La historia de Ángel Storniolo, el zapatero que resiste al paso del tiempo en Santiago
Ángel Storniolo
Con décadas de trabajo y una vida marcada por el esfuerzo, Ángel sigue al frente de su taller junto a su hijo y su nieto. Entre arreglos y recuerdos, defiende un oficio que busca no desaparecer.

En un pequeño local de calle Libertad que todavía guarda historias de oficio, Ángel Storniolo continúa trabajando como lo hizo toda su vida: con dedicación, paciencia y respeto por cada cliente que cruza la puerta de su zapatería. Hoy lo hace acompañado por su hijo Gustavo y su nieto, sosteniendo un legado familiar que se niega a desaparecer.

“Ha bajado un poco el trabajo, pero seguimos bien. El que tiene un buen calzado lo hace arreglar, y eso nos mantiene. Estoy muy agradecido a Dios”, contó Ángel en diálogo con “La Mañana de Info”, transmitiendo la tranquilidad de quien aprendió a valorar cada jornada. Según explica, gran parte de su clientela —cerca del 80%— llega desde el interior, buscando calidad y confianza.

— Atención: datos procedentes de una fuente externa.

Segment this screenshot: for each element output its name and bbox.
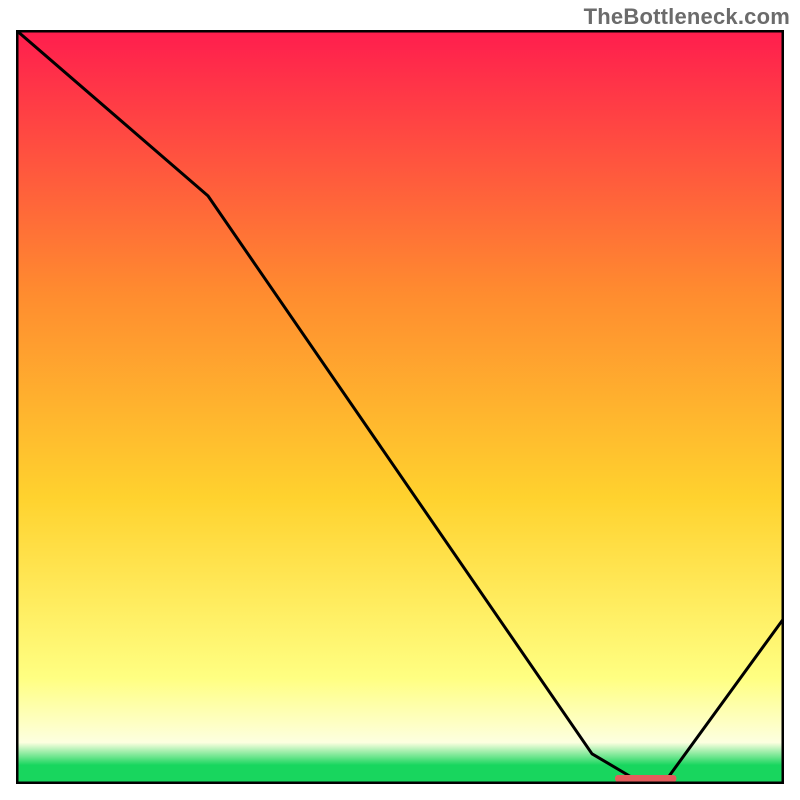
gradient-background [16, 30, 784, 784]
attribution-text: TheBottleneck.com [584, 4, 790, 30]
chart-container: TheBottleneck.com [0, 0, 800, 800]
plot-area [16, 30, 784, 784]
optimal-range-marker [615, 775, 676, 782]
chart-svg [16, 30, 784, 784]
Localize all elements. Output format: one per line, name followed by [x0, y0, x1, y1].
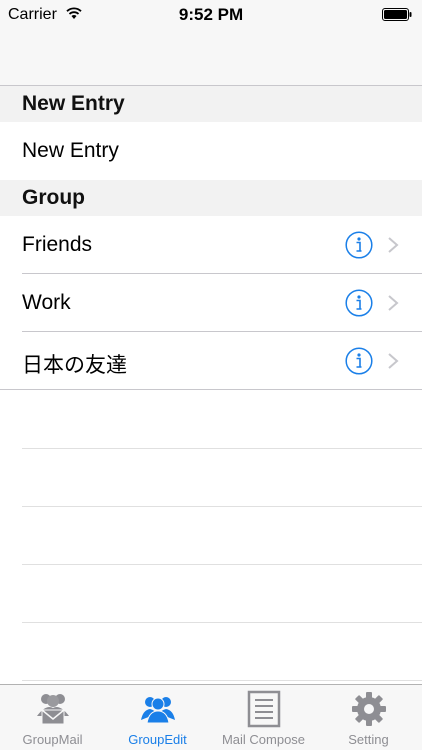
- status-bar: Carrier 9:52 PM: [0, 0, 422, 30]
- tab-groupmail[interactable]: GroupMail: [0, 685, 105, 751]
- empty-row-separator: [22, 448, 422, 449]
- chevron-right-icon: [388, 295, 399, 311]
- tab-mail-compose[interactable]: Mail Compose: [211, 685, 316, 751]
- empty-row-separator: [22, 506, 422, 507]
- group-mail-icon: [37, 694, 69, 725]
- row-label: New Entry: [22, 139, 119, 162]
- empty-row-separator: [22, 680, 422, 681]
- new-entry-row[interactable]: New Entry: [0, 122, 422, 180]
- info-icon[interactable]: [345, 231, 373, 259]
- section-header-label: New Entry: [22, 92, 125, 115]
- status-time: 9:52 PM: [178, 5, 244, 24]
- tab-bar: GroupMail GroupEdit Mail Compose Setting: [0, 684, 422, 750]
- group-row-friends[interactable]: Friends: [0, 216, 422, 274]
- section-header-group: Group: [0, 180, 422, 216]
- empty-row-separator: [22, 564, 422, 565]
- row-label: Work: [22, 291, 71, 314]
- info-icon[interactable]: [345, 289, 373, 317]
- tab-label: Mail Compose: [221, 732, 306, 747]
- tab-label: GroupMail: [22, 732, 83, 747]
- row-label: 日本の友達: [22, 354, 127, 377]
- gear-icon: [352, 692, 386, 726]
- chevron-right-icon: [388, 353, 399, 369]
- section-header-label: Group: [22, 186, 85, 209]
- navigation-bar: [0, 30, 422, 86]
- battery-icon: [382, 8, 412, 21]
- chevron-right-icon: [388, 237, 399, 253]
- compose-icon: [247, 690, 281, 728]
- group-row-japanese-friends[interactable]: 日本の友達: [0, 332, 422, 390]
- group-icon: [141, 697, 175, 724]
- group-row-work[interactable]: Work: [0, 274, 422, 332]
- tab-label: Setting: [348, 732, 389, 747]
- empty-row-separator: [22, 622, 422, 623]
- row-label: Friends: [22, 233, 93, 256]
- tab-groupedit[interactable]: GroupEdit: [105, 685, 210, 751]
- section-header-new-entry: New Entry: [0, 86, 422, 122]
- info-icon[interactable]: [345, 347, 373, 375]
- tab-setting[interactable]: Setting: [316, 685, 421, 751]
- row-separator: [0, 389, 422, 390]
- tab-label: GroupEdit: [128, 732, 187, 747]
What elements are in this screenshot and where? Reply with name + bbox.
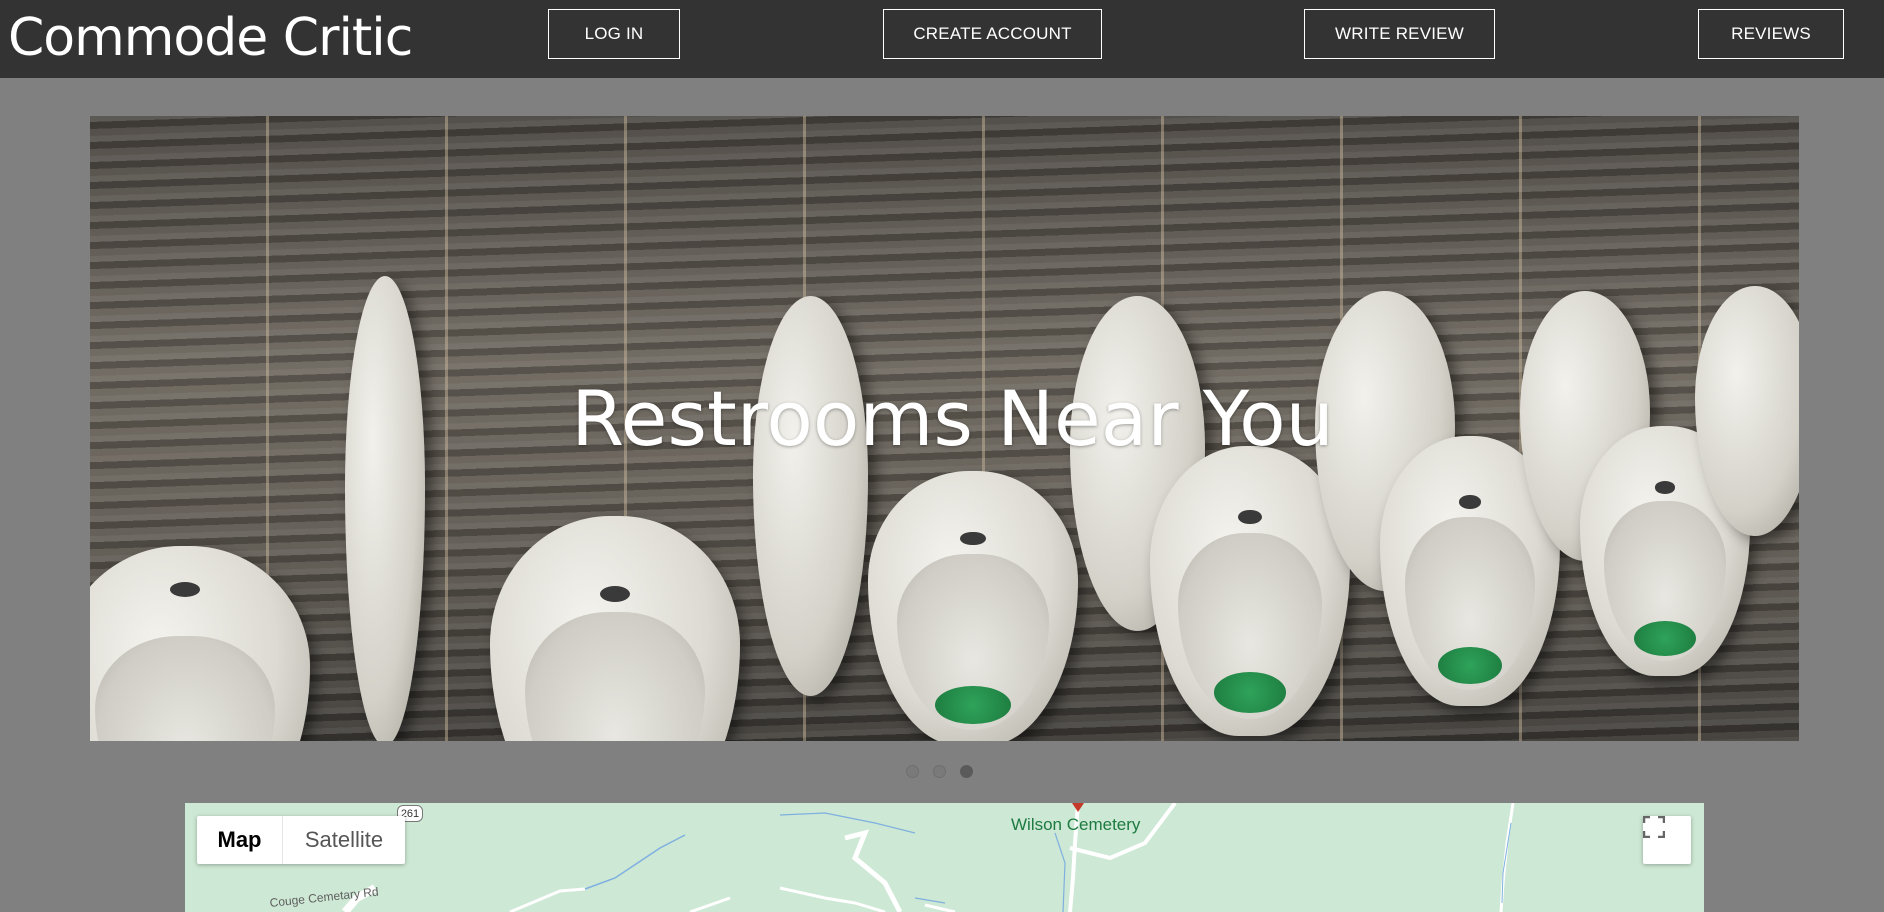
hero-divider-image: [345, 276, 425, 741]
site-brand[interactable]: Commode Critic: [8, 4, 413, 72]
map-type-map-button[interactable]: Map: [197, 816, 283, 864]
write-review-button[interactable]: WRITE REVIEW: [1304, 9, 1495, 59]
map-type-satellite-button[interactable]: Satellite: [283, 816, 405, 864]
carousel-dot[interactable]: [933, 765, 946, 778]
login-button[interactable]: LOG IN: [548, 9, 680, 59]
map-type-control: Map Satellite: [197, 816, 405, 864]
top-navbar: Commode Critic LOG IN CREATE ACCOUNT WRI…: [0, 0, 1884, 78]
hero-carousel: Restrooms Near You: [90, 116, 1799, 741]
map-marker-icon[interactable]: [1072, 803, 1084, 812]
restroom-map[interactable]: 261 Wilson Cemetery Couge Cemetary Rd Ma…: [185, 803, 1704, 912]
hero-urinal-image: [868, 471, 1078, 741]
map-label-cemetery[interactable]: Wilson Cemetery: [1011, 815, 1140, 835]
reviews-button[interactable]: REVIEWS: [1698, 9, 1844, 59]
carousel-dot-active[interactable]: [960, 765, 973, 778]
carousel-indicators: [906, 765, 973, 778]
fullscreen-icon: [1643, 816, 1665, 838]
carousel-dot[interactable]: [906, 765, 919, 778]
hero-title: Restrooms Near You: [571, 374, 1334, 463]
fullscreen-button[interactable]: [1643, 816, 1691, 864]
create-account-button[interactable]: CREATE ACCOUNT: [883, 9, 1102, 59]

Un oficio que también escucha historias

A lo largo de los años, Ángel no solo reparó zapatos. También escuchó historias, problemas y necesidades. “Nosotros trabajamos como zapateros, pero también como psicólogos”, dijo con una sonrisa.

Ángl junto a su hijo Gustavo

Muchas veces, cuando llega un calzado de baja calidad, busca la forma de ajustar el precio para que el cliente pueda resolver su problema. “Les explico, les muestro los materiales. Lo hacemos con buena mercadería y damos garantía. Perfectos no somos, pero hacemos lo mejor”, afirmó.

Su trayectoria comenzó junto a sus hermanos, con quienes tuvo distintos locales en la ciudad. Hoy, tras la pérdida de ellos, continúa el camino con su familia más cercana. “En la familia quedé solo… murieron mis hermanos. Pero ahora estoy con mis hijos y mi nieto, y gracias a Dios el taller da para todos”, relató.

Ángel guarda anécdotas de todo tipo. Clientes que olvidan su calzado durante años, otros que vuelven agradecidos. “El otro día una señora vino después de dos años a buscar una bota. Yo no vendo lo que me dejan, los escucho, porque a veces no pudieron volver”, contó, dejando ver el vínculo que construyó con quienes confían en su trabajo.

El golpe más duro llegó hace cuatro años, con la pérdida de su compañera de vida, tras 47 años juntos. “Esa fue la única desgracia grande. Pero tengo mi familia, un buen pasar y clientes que siempre vuelven. Ellos son mi mejor propaganda”.

Con mirada crítica, también observa cómo el oficio se va perdiendo. “Hay chicos que se van a Buenos Aires, trabajan en fábricas, pero muchos no son responsables. Este trabajo necesita compromiso”, sostuvo. Aunque intentó enseñar, no siempre tuvo buenas experiencias. Aun así, no pierde la esperanza: “Me gustaría enseñar para que esto no se apague”.

Entre su banco de trabajo, herramientas y su fe intacta, Ángel Storniolo sigue apostando a un oficio noble, de esos que no solo arreglan zapatos, sino que también acompañan historias de vida.